There was a loud throat-clearing and a knock on the doorway. We both turned, startled, toward the sound. Nathaniel looked apologetic. “You guys are fun together.”

“How long have you been watching?” I asked.

“Not long, but the police just pulled up outside.”

“Shit,” I said. I looked back up at Cynric. “I have to go.”

“I know.” And then he smiled. “But I know you’re sorry to leave me now, and that helps.”

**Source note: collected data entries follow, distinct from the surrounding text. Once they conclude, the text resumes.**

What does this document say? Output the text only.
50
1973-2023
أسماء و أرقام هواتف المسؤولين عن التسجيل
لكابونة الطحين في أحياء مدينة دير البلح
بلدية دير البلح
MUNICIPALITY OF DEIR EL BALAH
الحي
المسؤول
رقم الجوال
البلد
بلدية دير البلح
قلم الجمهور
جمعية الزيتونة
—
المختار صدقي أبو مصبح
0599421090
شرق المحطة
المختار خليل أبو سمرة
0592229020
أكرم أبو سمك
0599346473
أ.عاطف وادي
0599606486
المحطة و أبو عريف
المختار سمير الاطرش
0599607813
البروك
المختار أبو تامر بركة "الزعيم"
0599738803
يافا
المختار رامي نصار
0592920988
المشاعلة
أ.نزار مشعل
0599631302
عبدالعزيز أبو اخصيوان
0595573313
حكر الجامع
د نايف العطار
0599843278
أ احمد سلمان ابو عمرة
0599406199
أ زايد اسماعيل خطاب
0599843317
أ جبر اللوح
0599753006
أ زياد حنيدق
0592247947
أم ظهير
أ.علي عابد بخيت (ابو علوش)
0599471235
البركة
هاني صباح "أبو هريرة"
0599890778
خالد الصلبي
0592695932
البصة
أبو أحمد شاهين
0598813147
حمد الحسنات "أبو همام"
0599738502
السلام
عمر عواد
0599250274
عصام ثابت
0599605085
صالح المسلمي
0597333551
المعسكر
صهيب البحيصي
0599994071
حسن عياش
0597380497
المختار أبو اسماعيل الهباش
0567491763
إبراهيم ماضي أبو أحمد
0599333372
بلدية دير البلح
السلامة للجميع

I wasn’t sure how to take that, so I ignored it and went for the door, adjusting the weapons and straps as if the make-out session had mussed them, but I think it was more to get back into work headspace. I touched the weapons, made sure they were all where I could grab them if I needed them, and went for the door. I gave Nathaniel a quick kiss. Micah was at the door, standing with one of my equipment bags in his hand. I kissed him, too, but neither he nor Nathaniel tried to get more than a quick kiss. They knew my head was already moving ahead, already settling into the mind-set I needed to do my job. When you’re thinking about killing people, you don’t want to think about kissing your sweeties, or at least I didn’t. It was a way to separate that part of the job from the warm, happy part of my life.